I nod.  “Only if you pass.”

“I’m going to pass.  I’m going to work my ass off so you get that scholarship.  It’ll be make or break for both of us.”

“It’s not enough.”

“If you didn’t have dorm fees, would that help?”

“I guess.”

“My family lives close to the University.  The only reason I stay in dorms is because I’ve got a crazy training schedule and it’s easier.  You can stay in the pool house for as long as you need to.”

“I can’t,” I say.  The hope on his face is heartbreaking.  “It’s too much, Dominic.  I can’t impose like that.  What are you going to tell them?  That a random girl from college needs their charity?”

He looks mad at that.  “Random girl?”  I nod.  “You’re not some random girl,” he says.

“What am I then?”

“My girl.”

Those two words cut me and mend me at the same time.  Two tiny words that tell me so much about the man standing in front of me. 

“You don’t know anything about me,” I say softly.  For all his good intentions, this feels crazy.

“I know a whole lot, Hannah.  More than I have a right to know.  Our stories are our own until we decide to share them.  You didn’t choose to share all this with me, you got backed into a corner, but none of it makes me think anything other than good things about you.  You put yourself last in every way.  You blame yourself for things that were out of your control or decisions you had to make because of your circumstances.”  I shake my head but he doesn’t take any notice.  “I may not be much.  I’ve got a temper, but I try to keep it under control.  I’ve got my own struggles…”  He pauses, gazing down at me like he wants to share everything but just can’t find the words.  I know that feeling so well.

“Your sister?” I prompt because sometimes all a person needs is a helping hand.
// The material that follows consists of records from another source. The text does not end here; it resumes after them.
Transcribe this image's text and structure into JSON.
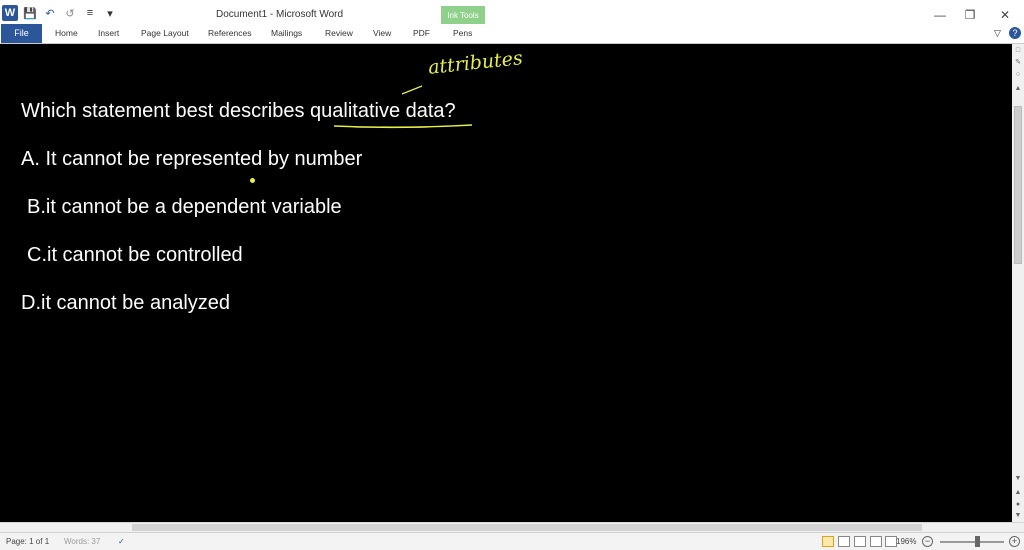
{
  "titlebar": {
    "title": "Document1 - Microsoft Word",
    "contextual_tab_group": "Ink Tools",
    "minimize": "—",
    "restore": "❐",
    "close": "✕"
  },
  "ribbon": {
    "file": "File",
    "tabs": [
      "Home",
      "Insert",
      "Page Layout",
      "References",
      "Mailings",
      "Review",
      "View",
      "PDF",
      "Pens"
    ],
    "help": "?"
  },
  "document": {
    "question": "Which statement best describes qualitative data?",
    "options": [
      "A. It cannot be represented by number",
      "B.it cannot be a dependent variable",
      "C.it cannot be controlled",
      "D.it cannot be analyzed"
    ],
    "ink_annotation": "attributes",
    "ink_color": "#e7ee4a"
  },
  "statusbar": {
    "page": "Page: 1 of 1",
    "words": "Words: 37",
    "zoom": "196%",
    "zoom_out": "−",
    "zoom_in": "+"
  }
}
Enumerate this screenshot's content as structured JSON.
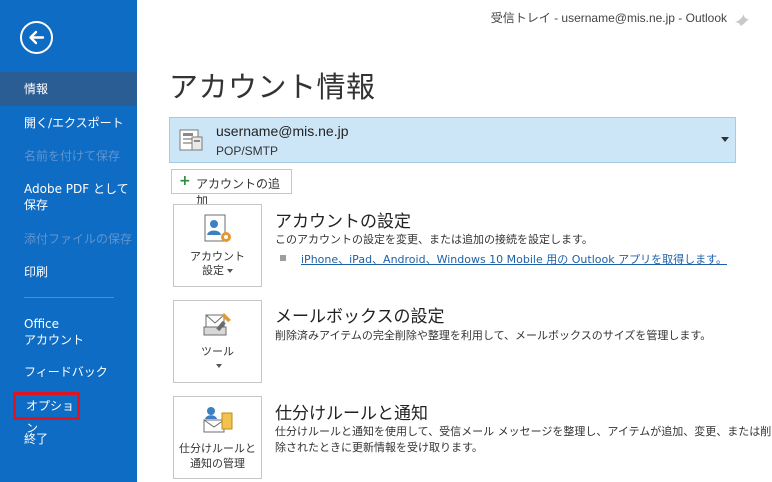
{
  "window": {
    "title": "受信トレイ - username@mis.ne.jp  -  Outlook"
  },
  "sidebar": {
    "items": [
      {
        "label": "情報",
        "state": "active"
      },
      {
        "label": "開く/エクスポート",
        "state": "normal"
      },
      {
        "label": "名前を付けて保存",
        "state": "disabled"
      },
      {
        "label": "Adobe PDF として\n保存",
        "state": "normal"
      },
      {
        "label": "添付ファイルの保存",
        "state": "disabled"
      },
      {
        "label": "印刷",
        "state": "normal"
      },
      {
        "label": "Office\nアカウント",
        "state": "normal"
      },
      {
        "label": "フィードバック",
        "state": "normal"
      },
      {
        "label": "オプション",
        "state": "highlighted"
      },
      {
        "label": "終了",
        "state": "normal"
      }
    ]
  },
  "main": {
    "title": "アカウント情報",
    "account": {
      "email": "username@mis.ne.jp",
      "type": "POP/SMTP"
    },
    "add_account_label": "アカウントの追加",
    "sections": [
      {
        "tile_label_1": "アカウント",
        "tile_label_2": "設定",
        "title": "アカウントの設定",
        "desc": "このアカウントの設定を変更、または追加の接続を設定します。",
        "link": "iPhone、iPad、Android、Windows 10 Mobile 用の Outlook アプリを取得します。"
      },
      {
        "tile_label_1": "ツール",
        "title": "メールボックスの設定",
        "desc": "削除済みアイテムの完全削除や整理を利用して、メールボックスのサイズを管理します。"
      },
      {
        "tile_label_1": "仕分けルールと",
        "tile_label_2": "通知の管理",
        "title": "仕分けルールと通知",
        "desc_1": "仕分けルールと通知を使用して、受信メール メッセージを整理し、アイテムが追加、変更、または削",
        "desc_2": "除されたときに更新情報を受け取ります。"
      }
    ]
  },
  "colors": {
    "sidebar_bg": "#0f6cc4",
    "sidebar_active": "#2a5d94",
    "account_bg": "#cde6f7",
    "highlight_outline": "#e0141e",
    "link": "#1e60a8"
  },
  "icons": {
    "back": "back-arrow-icon",
    "account": "account-card-icon",
    "account_settings": "account-settings-icon",
    "tools": "tools-icon",
    "rules": "rules-alerts-icon",
    "app": "outlook-bird-icon"
  }
}
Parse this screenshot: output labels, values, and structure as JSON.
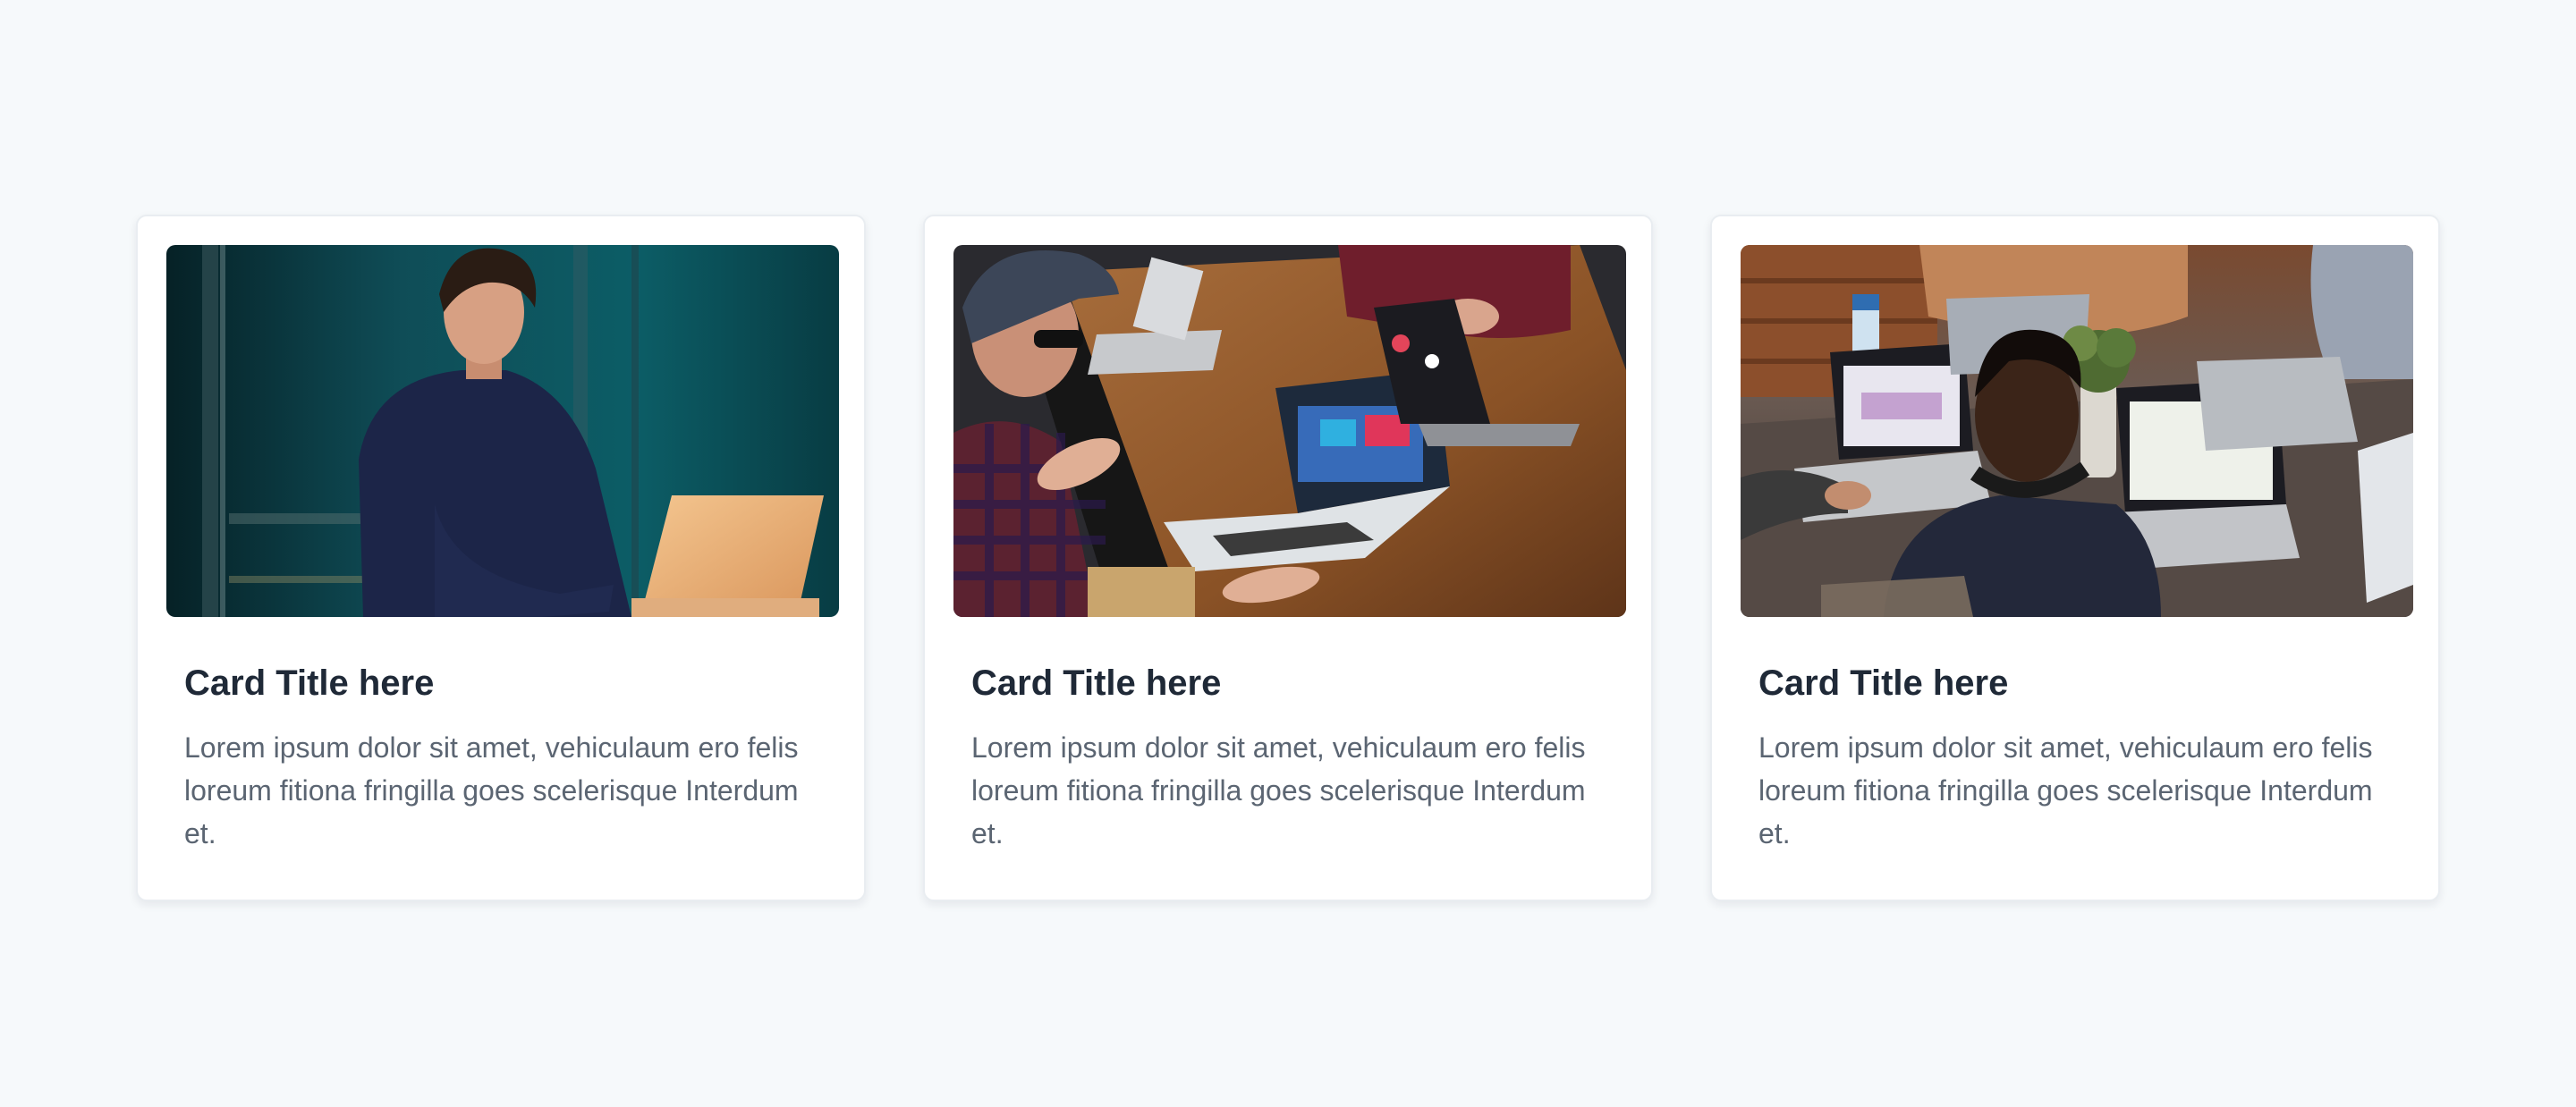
{
  "cards": [
    {
      "title": "Card Title here",
      "text": "Lorem ipsum dolor sit amet, vehiculaum ero felis loreum fitiona fringilla goes scelerisque Interdum et.",
      "image": "photo-man-working-on-laptop"
    },
    {
      "title": "Card Title here",
      "text": "Lorem ipsum dolor sit amet, vehiculaum ero felis loreum fitiona fringilla goes scelerisque Interdum et.",
      "image": "photo-team-meeting-around-table"
    },
    {
      "title": "Card Title here",
      "text": "Lorem ipsum dolor sit amet, vehiculaum ero felis loreum fitiona fringilla goes scelerisque Interdum et.",
      "image": "photo-coworking-people-with-laptops"
    }
  ],
  "colors": {
    "page_background": "#f6f9fb",
    "card_background": "#ffffff",
    "title": "#1f2937",
    "body_text": "#5b6572"
  }
}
He nods.  “She was beautiful.  So full of life.  She met her husband young and he seemed like a good guy.  She never told us what was happening to her until it was too late.  He hurt her and she suffered complications.  She died.”  He says that last bit and I ache for him.  To suffer pain yourself is one thing, but to see someone you love suffer and not make it through.  Well, I can’t imagine how hard it was for him.  “She had a baby.  I think that’s what set her husband off, feeling jealous of the attention.  My parents are raising her while I’m at school, but they’re getting old.  I made a promise to Bethany when she was a baby that I’d be her daddy.  When I’m done at college, I want her to come and live with me.”

I blink, feeling a wave of such emotion for this good, kind man that I can’t speak around the lump in my throat.  All those times I thought of him as nothing but a selfish dick- obsessed jock.  I feel guilty for forming opinions of him based on first impressions and rumors.

“You’re a good man, Dominic,” I whisper, touching his cheek.  He closes his eyes at the contact.  Maybe he’s as relieved as me to have shared his truth.  It certainly feels that way.  I remember the phone calls he received and the little voice on the other end of the line.  I’d assumed he was talking to a girlfriend, but now it all makes sense.  To find out we’re in such similar situations feels like such a strange coincidence. 

Or maybe it isn’t.

I stand on my tiptoes to press a kiss onto his soft, full lips, resting my hand on his shoulder to steady me.  A groan rumbles in his throat and he kisses me back, so softly that it passes over my lips like a breeze on a summer’s day.  He tugs me against him so that there is no space between us, and it feels so good to be in his embrace.

Safe.

Sheltered.

Secure.

Honored. 

His touch is reverent, and I feel awed at this beautiful thing that has grown between us, despite life’s best efforts at crushing it.

Coincidence?  As Big D kisses me like I’m the only woman on the planet, I decide there is no such thing.